Enforcing governing equation constraints in neural PDE solvers via training-free projections
Omer Rochman, Gilles Louppe
TL;DR
This work addresses the problem that neural PDE solvers often violate governing equation constraints. It introduces two training-free post hoc projections to enforce the discretized constraint $h(u)=c$: a nonlinear optimization-based projection solved by LBFGS on \min_u \|u-\hat{u}\|+\lambda\|h(u)-c\|, and a linearization-based projection using $h(u)\approx h(\hat{u})+J_h(u-\hat{u})$ to form a linear system $\mathcal{C}u=b$ with exact or relaxed solutions. Evaluation on Lorenz 63, Kuramoto–Shivashinsky, and 2D Navier–Stokes shows substantial reductions in constraint residuals and improved MSE compared with physics-informed baselines, with LBFGS providing the most robust constraint satisfaction and, notably for NS, recovering fine-scale structure. These results highlight the utility of training-free constraint enforcement for temporal-coherent PDE solutions, while also pointing to limitations around differentiability for end-to-end training and the potential for integrating differentiable projections with generative models and SQP-like relinearization strategies.
Abstract
Neural PDE solvers used for scientific simulation often violate governing equation constraints. While linear constraints can be projected cheaply, many constraints are nonlinear, complicating projection onto the feasible set. Dynamical PDEs are especially difficult because constraints induce long-range dependencies in time.
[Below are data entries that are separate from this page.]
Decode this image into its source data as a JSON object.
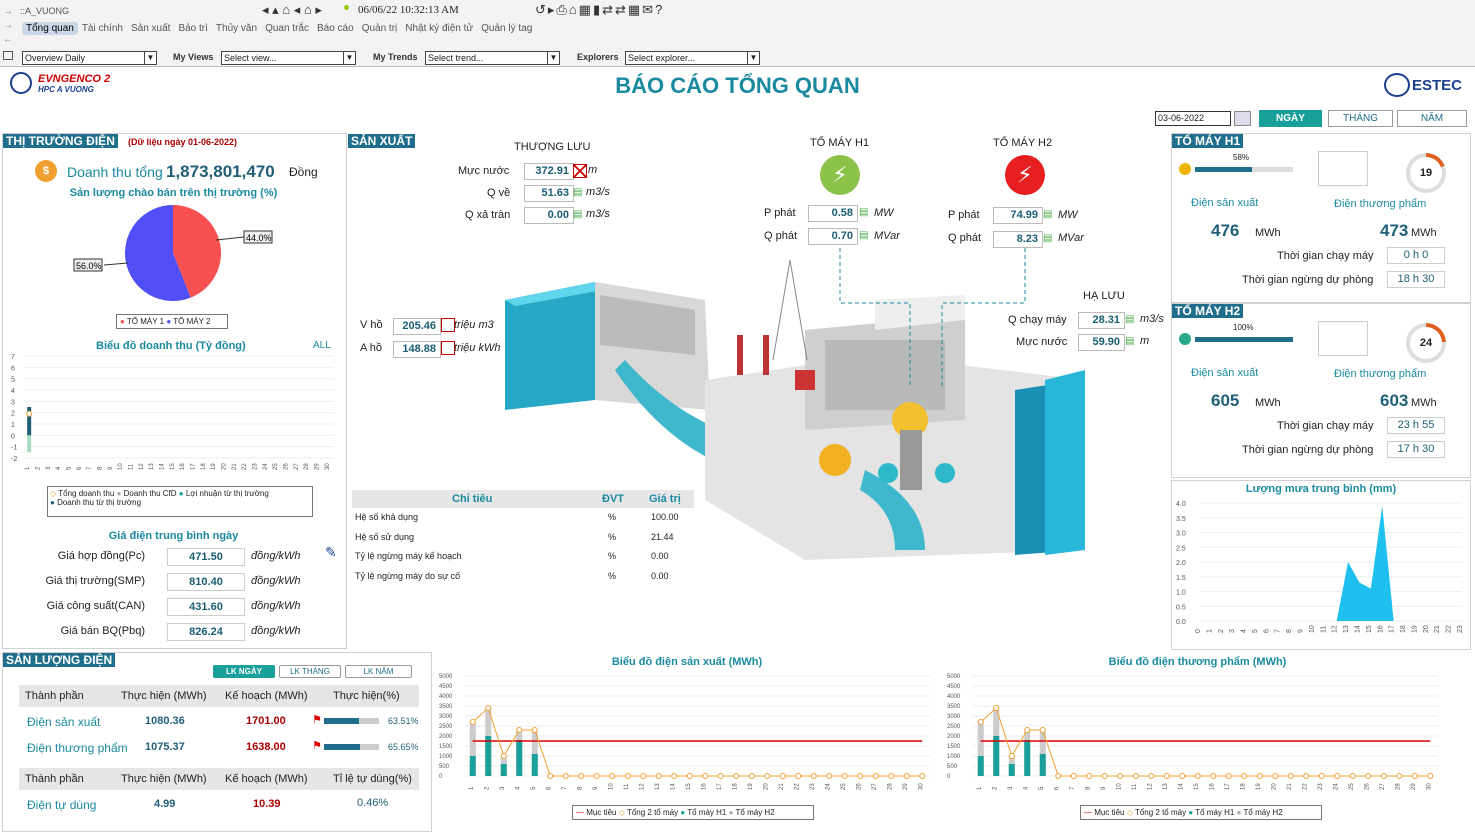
{
  "topbar": {
    "station": "::A_VUONG",
    "datetime": "06/06/22 10:32:13 AM",
    "tabs": [
      "Tổng quan",
      "Tài chính",
      "Sản xuất",
      "Bảo trì",
      "Thủy văn",
      "Quan trắc",
      "Báo cáo",
      "Quản trị",
      "Nhật ký điện tử",
      "Quản lý tag"
    ],
    "overview": "Overview Daily",
    "myviews_label": "My Views",
    "myviews": "Select view...",
    "mytrends_label": "My Trends",
    "mytrends": "Select trend...",
    "explorers_label": "Explorers",
    "explorers": "Select explorer..."
  },
  "header": {
    "logo_main": "EVNGENCO 2",
    "logo_sub": "HPC A VUONG",
    "title": "BÁO CÁO TỔNG QUAN",
    "estec": "ESTEC",
    "date": "03-06-2022",
    "btn_day": "NGÀY",
    "btn_month": "THÁNG",
    "btn_year": "NĂM"
  },
  "market": {
    "title": "THỊ TRƯỜNG ĐIỆN",
    "note": "(Dữ liệu ngày 01-06-2022)",
    "revenue_label": "Doanh thu tổng",
    "revenue": "1,873,801,470",
    "revenue_unit": "Đồng",
    "pie_title": "Sản lượng chào bán trên thị trường (%)",
    "pie_a": "44.0%",
    "pie_b": "56.0%",
    "legend_a": "TỔ MÁY 1",
    "legend_b": "TỔ MÁY 2",
    "rev_chart_title": "Biểu đồ doanh thu (Tỷ đồng)",
    "all": "ALL",
    "rev_legend": [
      "Tổng doanh thu",
      "Doanh thu CfD",
      "Lợi nhuận từ thị trường",
      "Doanh thu từ thị trường"
    ],
    "price_title": "Giá điện trung bình ngày",
    "prices": [
      {
        "label": "Giá hợp đồng(Pc)",
        "value": "471.50",
        "unit": "đồng/kWh"
      },
      {
        "label": "Giá thị trường(SMP)",
        "value": "810.40",
        "unit": "đồng/kWh"
      },
      {
        "label": "Giá công suất(CAN)",
        "value": "431.60",
        "unit": "đồng/kWh"
      },
      {
        "label": "Giá bán BQ(Pbq)",
        "value": "826.24",
        "unit": "đồng/kWh"
      }
    ]
  },
  "production": {
    "title": "SẢN XUẤT",
    "upstream": "THƯỢNG LƯU",
    "muc_nuoc_label": "Mực nước",
    "muc_nuoc": "372.91",
    "muc_unit": "m",
    "qve_label": "Q về",
    "qve": "51.63",
    "qve_unit": "m3/s",
    "qxa_label": "Q xả tràn",
    "qxa": "0.00",
    "qxa_unit": "m3/s",
    "vho_label": "V hồ",
    "vho": "205.46",
    "vho_unit": "triệu m3",
    "aho_label": "A hồ",
    "aho": "148.88",
    "aho_unit": "triệu kWh",
    "h1_title": "TỔ MÁY H1",
    "h2_title": "TỔ MÁY H2",
    "p_label": "P phát",
    "q_label": "Q phát",
    "h1_p": "0.58",
    "h1_q": "0.70",
    "h2_p": "74.99",
    "h2_q": "8.23",
    "p_unit": "MW",
    "q_unit": "MVar",
    "downstream": "HẠ LƯU",
    "qchay_label": "Q chạy máy",
    "qchay": "28.31",
    "qchay_unit": "m3/s",
    "mn_label": "Mực nước",
    "mn": "59.90",
    "mn_unit": "m",
    "table_headers": [
      "Chỉ tiêu",
      "ĐVT",
      "Giá trị"
    ],
    "table": [
      [
        "Hệ số khả dụng",
        "%",
        "100.00"
      ],
      [
        "Hệ số sử dụng",
        "%",
        "21.44"
      ],
      [
        "Tỷ lệ ngừng máy kế hoạch",
        "%",
        "0.00"
      ],
      [
        "Tỷ lệ ngừng máy do sự cố",
        "%",
        "0.00"
      ]
    ]
  },
  "units": [
    {
      "title": "TỔ MÁY H1",
      "pct": "58%",
      "pct_value": 0.58,
      "gauge": "19",
      "gauge_value": 0.19,
      "prod_label": "Điện sản xuất",
      "prod": "476",
      "prod_unit": "MWh",
      "comm_label": "Điện thương phẩm",
      "comm": "473",
      "comm_unit": "MWh",
      "run_label": "Thời gian chạy máy",
      "run": "0 h 0",
      "stand_label": "Thời gian ngừng dự phòng",
      "stand": "18 h 30"
    },
    {
      "title": "TỔ MÁY H2",
      "pct": "100%",
      "pct_value": 1.0,
      "gauge": "24",
      "gauge_value": 0.24,
      "prod_label": "Điện sản xuất",
      "prod": "605",
      "prod_unit": "MWh",
      "comm_label": "Điện thương phẩm",
      "comm": "603",
      "comm_unit": "MWh",
      "run_label": "Thời gian chạy máy",
      "run": "23 h 55",
      "stand_label": "Thời gian ngừng dự phòng",
      "stand": "17 h 30"
    }
  ],
  "rain": {
    "title": "Lượng mưa trung bình (mm)"
  },
  "output": {
    "title": "SẢN LƯỢNG ĐIỆN",
    "btns": [
      "LK NGÀY",
      "LK THÁNG",
      "LK NĂM"
    ],
    "headers": [
      "Thành phần",
      "Thực hiện (MWh)",
      "Kế hoạch (MWh)",
      "Thực hiện(%)"
    ],
    "rows": [
      {
        "name": "Điện sản xuất",
        "actual": "1080.36",
        "plan": "1701.00",
        "pct": "63.51%",
        "pct_value": 0.6351
      },
      {
        "name": "Điện thương phẩm",
        "actual": "1075.37",
        "plan": "1638.00",
        "pct": "65.65%",
        "pct_value": 0.6565
      }
    ],
    "headers2": [
      "Thành phần",
      "Thực hiện (MWh)",
      "Kế hoạch (MWh)",
      "Tỉ lệ tự dùng(%)"
    ],
    "row2": {
      "name": "Điện tự dùng",
      "actual": "4.99",
      "plan": "10.39",
      "pct": "0.46%"
    }
  },
  "prodchart": {
    "title": "Biểu đồ điện sản xuất (MWh)",
    "legend": [
      "Mục tiêu",
      "Tổng 2 tổ máy",
      "Tổ máy H1",
      "Tổ máy H2"
    ]
  },
  "commchart": {
    "title": "Biểu đồ điện thương phẩm (MWh)",
    "legend": [
      "Mục tiêu",
      "Tổng 2 tổ máy",
      "Tổ máy H1",
      "Tổ máy H2"
    ]
  },
  "chart_data": [
    {
      "type": "pie",
      "title": "Sản lượng chào bán trên thị trường (%)",
      "labels": [
        "TỔ MÁY 1",
        "TỔ MÁY 2"
      ],
      "values": [
        44.0,
        56.0
      ],
      "colors": [
        "#f85050",
        "#4f4ff5"
      ]
    },
    {
      "type": "bar",
      "title": "Biểu đồ doanh thu (Tỷ đồng)",
      "categories": [
        "1",
        "2",
        "3",
        "4",
        "5",
        "6",
        "7",
        "8",
        "9",
        "10",
        "11",
        "12",
        "13",
        "14",
        "15",
        "16",
        "17",
        "18",
        "19",
        "20",
        "21",
        "22",
        "23",
        "24",
        "25",
        "26",
        "27",
        "28",
        "29",
        "30"
      ],
      "ylim": [
        -2,
        7
      ],
      "series": [
        {
          "name": "Doanh thu CfD",
          "values": [
            2.5,
            0,
            0,
            0,
            0,
            0,
            0,
            0,
            0,
            0,
            0,
            0,
            0,
            0,
            0,
            0,
            0,
            0,
            0,
            0,
            0,
            0,
            0,
            0,
            0,
            0,
            0,
            0,
            0,
            0
          ]
        },
        {
          "name": "Lợi nhuận từ thị trường",
          "values": [
            -1.5,
            0,
            0,
            0,
            0,
            0,
            0,
            0,
            0,
            0,
            0,
            0,
            0,
            0,
            0,
            0,
            0,
            0,
            0,
            0,
            0,
            0,
            0,
            0,
            0,
            0,
            0,
            0,
            0,
            0
          ]
        },
        {
          "name": "Tổng doanh thu",
          "values": [
            1.9,
            0,
            0,
            0,
            0,
            0,
            0,
            0,
            0,
            0,
            0,
            0,
            0,
            0,
            0,
            0,
            0,
            0,
            0,
            0,
            0,
            0,
            0,
            0,
            0,
            0,
            0,
            0,
            0,
            0
          ]
        }
      ]
    },
    {
      "type": "area",
      "title": "Lượng mưa trung bình (mm)",
      "categories": [
        "0",
        "1",
        "2",
        "3",
        "4",
        "5",
        "6",
        "7",
        "8",
        "9",
        "10",
        "11",
        "12",
        "13",
        "14",
        "15",
        "16",
        "17",
        "18",
        "19",
        "20",
        "21",
        "22",
        "23"
      ],
      "values": [
        0,
        0,
        0,
        0,
        0,
        0,
        0,
        0,
        0,
        0,
        0,
        0,
        0,
        2.0,
        1.3,
        1.1,
        3.9,
        0,
        0,
        0,
        0,
        0,
        0,
        0
      ],
      "ylim": [
        0,
        4
      ]
    },
    {
      "type": "bar",
      "title": "Biểu đồ điện sản xuất (MWh)",
      "categories": [
        "1",
        "2",
        "3",
        "4",
        "5",
        "6",
        "7",
        "8",
        "9",
        "10",
        "11",
        "12",
        "13",
        "14",
        "15",
        "16",
        "17",
        "18",
        "19",
        "20",
        "21",
        "22",
        "23",
        "24",
        "25",
        "26",
        "27",
        "28",
        "29",
        "30"
      ],
      "ylim": [
        0,
        5000
      ],
      "target": 1750,
      "series": [
        {
          "name": "Tổ máy H1",
          "values": [
            1000,
            2000,
            600,
            1800,
            1100,
            0,
            0,
            0,
            0,
            0,
            0,
            0,
            0,
            0,
            0,
            0,
            0,
            0,
            0,
            0,
            0,
            0,
            0,
            0,
            0,
            0,
            0,
            0,
            0,
            0
          ]
        },
        {
          "name": "Tổ máy H2",
          "values": [
            1700,
            1400,
            400,
            500,
            1200,
            0,
            0,
            0,
            0,
            0,
            0,
            0,
            0,
            0,
            0,
            0,
            0,
            0,
            0,
            0,
            0,
            0,
            0,
            0,
            0,
            0,
            0,
            0,
            0,
            0
          ]
        },
        {
          "name": "Tổng 2 tổ máy",
          "values": [
            2700,
            3400,
            1000,
            2300,
            2300,
            0,
            0,
            0,
            0,
            0,
            0,
            0,
            0,
            0,
            0,
            0,
            0,
            0,
            0,
            0,
            0,
            0,
            0,
            0,
            0,
            0,
            0,
            0,
            0,
            0
          ]
        }
      ]
    },
    {
      "type": "bar",
      "title": "Biểu đồ điện thương phẩm (MWh)",
      "categories": [
        "1",
        "2",
        "3",
        "4",
        "5",
        "6",
        "7",
        "8",
        "9",
        "10",
        "11",
        "12",
        "13",
        "14",
        "15",
        "16",
        "17",
        "18",
        "19",
        "20",
        "21",
        "22",
        "23",
        "24",
        "25",
        "26",
        "27",
        "28",
        "29",
        "30"
      ],
      "ylim": [
        0,
        5000
      ],
      "target": 1750,
      "series": [
        {
          "name": "Tổ máy H1",
          "values": [
            1000,
            2000,
            600,
            1800,
            1100,
            0,
            0,
            0,
            0,
            0,
            0,
            0,
            0,
            0,
            0,
            0,
            0,
            0,
            0,
            0,
            0,
            0,
            0,
            0,
            0,
            0,
            0,
            0,
            0,
            0
          ]
        },
        {
          "name": "Tổ máy H2",
          "values": [
            1700,
            1400,
            400,
            500,
            1200,
            0,
            0,
            0,
            0,
            0,
            0,
            0,
            0,
            0,
            0,
            0,
            0,
            0,
            0,
            0,
            0,
            0,
            0,
            0,
            0,
            0,
            0,
            0,
            0,
            0
          ]
        },
        {
          "name": "Tổng 2 tổ máy",
          "values": [
            2700,
            3400,
            1000,
            2300,
            2300,
            0,
            0,
            0,
            0,
            0,
            0,
            0,
            0,
            0,
            0,
            0,
            0,
            0,
            0,
            0,
            0,
            0,
            0,
            0,
            0,
            0,
            0,
            0,
            0,
            0
          ]
        }
      ]
    }
  ]
}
In this work, we evaluate two training-free, post hoc projections of approximate solutions: a nonlinear optimization-based projection, and a local linearization-based projection using Jacobian-vector and vector-Jacobian products. We analyze constraints across representative PDEs and find that both projections substantially reduce violations and improve accuracy over physics-informed baselines.